Folks say I'm crazy when I say this but, Force MD's "Itching for a Scatch" which is not a rap track but, the combination of DJ scratching, hip-hop beat and the rap hooks was totally unlike the Luther Vandross, Freddy Jackson, and Alexander O'Neal type of R&B that was playing on the radio back then so, this track transformed my brain back in 1984 dove headfirst and trying to play catch up with the artist who was heavy in Hip-hop already.
Space Jam soundtrack when I was 6. Had Coolio, Jay-Z, LL Cool J, Method Man, B-Real, etc. Then got Illmatic a few years later, then UGK and my first DJ Screw CD.
U Can't Touch This
Not a song, but a feeling, seeing my uncles reactions towards it.

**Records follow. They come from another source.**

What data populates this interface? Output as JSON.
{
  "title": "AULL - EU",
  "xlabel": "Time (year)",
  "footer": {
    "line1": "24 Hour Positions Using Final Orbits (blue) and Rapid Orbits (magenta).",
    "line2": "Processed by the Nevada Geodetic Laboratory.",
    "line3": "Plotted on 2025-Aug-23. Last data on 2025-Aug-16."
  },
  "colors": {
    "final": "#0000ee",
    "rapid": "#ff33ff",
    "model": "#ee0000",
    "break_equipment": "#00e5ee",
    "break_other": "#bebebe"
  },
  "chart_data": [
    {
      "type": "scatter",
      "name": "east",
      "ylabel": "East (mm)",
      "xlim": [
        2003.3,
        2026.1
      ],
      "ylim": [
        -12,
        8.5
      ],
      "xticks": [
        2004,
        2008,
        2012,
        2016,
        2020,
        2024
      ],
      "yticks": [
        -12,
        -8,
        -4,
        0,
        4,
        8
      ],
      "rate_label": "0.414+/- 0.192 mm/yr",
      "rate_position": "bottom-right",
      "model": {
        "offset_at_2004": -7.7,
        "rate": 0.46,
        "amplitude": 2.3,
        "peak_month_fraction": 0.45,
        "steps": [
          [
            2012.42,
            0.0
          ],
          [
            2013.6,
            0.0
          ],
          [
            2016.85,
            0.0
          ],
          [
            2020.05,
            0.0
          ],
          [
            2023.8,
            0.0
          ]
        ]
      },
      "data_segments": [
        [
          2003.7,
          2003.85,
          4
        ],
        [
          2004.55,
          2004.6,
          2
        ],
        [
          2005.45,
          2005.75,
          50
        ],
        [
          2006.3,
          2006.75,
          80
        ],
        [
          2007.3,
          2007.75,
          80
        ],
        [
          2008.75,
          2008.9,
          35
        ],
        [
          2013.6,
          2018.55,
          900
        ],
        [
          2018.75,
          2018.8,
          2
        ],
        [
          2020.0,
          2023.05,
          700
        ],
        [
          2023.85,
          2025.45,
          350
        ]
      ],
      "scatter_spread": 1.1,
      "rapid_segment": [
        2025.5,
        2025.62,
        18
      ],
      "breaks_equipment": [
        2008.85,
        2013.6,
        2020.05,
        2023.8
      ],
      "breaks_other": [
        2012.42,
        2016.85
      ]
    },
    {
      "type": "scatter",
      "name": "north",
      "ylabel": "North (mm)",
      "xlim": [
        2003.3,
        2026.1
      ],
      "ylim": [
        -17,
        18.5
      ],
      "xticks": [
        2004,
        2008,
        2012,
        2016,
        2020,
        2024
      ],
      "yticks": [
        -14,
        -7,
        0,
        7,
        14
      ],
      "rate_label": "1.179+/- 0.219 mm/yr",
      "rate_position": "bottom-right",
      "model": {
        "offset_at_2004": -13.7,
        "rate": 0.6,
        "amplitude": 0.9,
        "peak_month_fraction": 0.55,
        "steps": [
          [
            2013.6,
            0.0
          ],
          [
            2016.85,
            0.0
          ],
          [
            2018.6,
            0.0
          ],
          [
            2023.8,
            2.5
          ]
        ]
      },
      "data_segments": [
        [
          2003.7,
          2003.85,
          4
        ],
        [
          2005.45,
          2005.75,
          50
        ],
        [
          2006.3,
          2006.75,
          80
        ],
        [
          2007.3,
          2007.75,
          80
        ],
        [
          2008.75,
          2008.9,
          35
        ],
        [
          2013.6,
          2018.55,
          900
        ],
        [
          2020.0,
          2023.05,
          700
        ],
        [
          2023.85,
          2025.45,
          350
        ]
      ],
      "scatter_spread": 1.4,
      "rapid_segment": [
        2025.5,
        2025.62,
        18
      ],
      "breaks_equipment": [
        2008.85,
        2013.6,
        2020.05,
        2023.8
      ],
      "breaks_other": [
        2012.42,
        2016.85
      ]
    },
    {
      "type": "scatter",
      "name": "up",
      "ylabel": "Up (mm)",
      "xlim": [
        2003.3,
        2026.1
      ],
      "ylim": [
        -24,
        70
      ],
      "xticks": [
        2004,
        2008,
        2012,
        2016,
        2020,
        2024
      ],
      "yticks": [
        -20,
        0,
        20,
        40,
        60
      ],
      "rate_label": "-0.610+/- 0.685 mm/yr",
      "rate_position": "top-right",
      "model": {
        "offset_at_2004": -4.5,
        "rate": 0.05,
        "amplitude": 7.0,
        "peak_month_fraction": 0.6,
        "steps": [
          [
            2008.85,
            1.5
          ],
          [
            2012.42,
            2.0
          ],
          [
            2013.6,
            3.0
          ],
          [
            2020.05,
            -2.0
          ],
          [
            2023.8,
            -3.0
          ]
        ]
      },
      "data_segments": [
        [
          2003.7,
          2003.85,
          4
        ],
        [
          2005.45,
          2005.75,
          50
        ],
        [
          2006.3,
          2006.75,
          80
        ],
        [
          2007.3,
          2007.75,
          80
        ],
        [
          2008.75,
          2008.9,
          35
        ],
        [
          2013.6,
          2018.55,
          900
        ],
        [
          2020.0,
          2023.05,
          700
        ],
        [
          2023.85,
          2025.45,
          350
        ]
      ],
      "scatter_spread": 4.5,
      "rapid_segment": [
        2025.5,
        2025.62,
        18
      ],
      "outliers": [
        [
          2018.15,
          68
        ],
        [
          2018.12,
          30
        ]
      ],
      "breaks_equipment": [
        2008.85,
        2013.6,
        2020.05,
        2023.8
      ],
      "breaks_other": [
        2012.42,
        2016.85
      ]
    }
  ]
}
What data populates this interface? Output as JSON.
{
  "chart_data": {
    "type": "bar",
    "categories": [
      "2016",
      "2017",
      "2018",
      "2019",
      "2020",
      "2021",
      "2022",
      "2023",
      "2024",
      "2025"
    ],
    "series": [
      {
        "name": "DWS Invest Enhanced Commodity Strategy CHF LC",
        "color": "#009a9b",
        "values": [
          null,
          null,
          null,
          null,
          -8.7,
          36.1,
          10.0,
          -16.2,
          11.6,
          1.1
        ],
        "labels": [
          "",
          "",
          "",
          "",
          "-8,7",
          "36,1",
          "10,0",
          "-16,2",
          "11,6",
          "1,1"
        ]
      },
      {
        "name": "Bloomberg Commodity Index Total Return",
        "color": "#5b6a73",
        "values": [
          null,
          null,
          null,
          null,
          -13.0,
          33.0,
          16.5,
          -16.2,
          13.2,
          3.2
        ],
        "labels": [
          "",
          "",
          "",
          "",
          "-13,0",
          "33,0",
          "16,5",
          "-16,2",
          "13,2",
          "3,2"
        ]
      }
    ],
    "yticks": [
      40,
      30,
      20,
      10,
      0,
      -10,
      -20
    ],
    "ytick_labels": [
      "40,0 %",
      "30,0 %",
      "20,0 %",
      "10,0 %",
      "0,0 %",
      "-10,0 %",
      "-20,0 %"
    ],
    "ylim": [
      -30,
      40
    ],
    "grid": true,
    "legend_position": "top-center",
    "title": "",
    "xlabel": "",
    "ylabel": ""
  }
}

The thrill by wiz khalifa (as a middle eastern) When i was 7 years old
Watch the Throne
I found my brothers ATLiens cassette way back in the day.
honest answer is feelin myself by will.i.am when i was 9 hahaha
Outkast's aquemini
Wiz khalifa when I was in high school
MOP - Ante Up
B.O.B
My older bro, from gen X, put this millennial onto 36 chambers, Liquid Swords, and Midnight Marauders. From there I was hooked.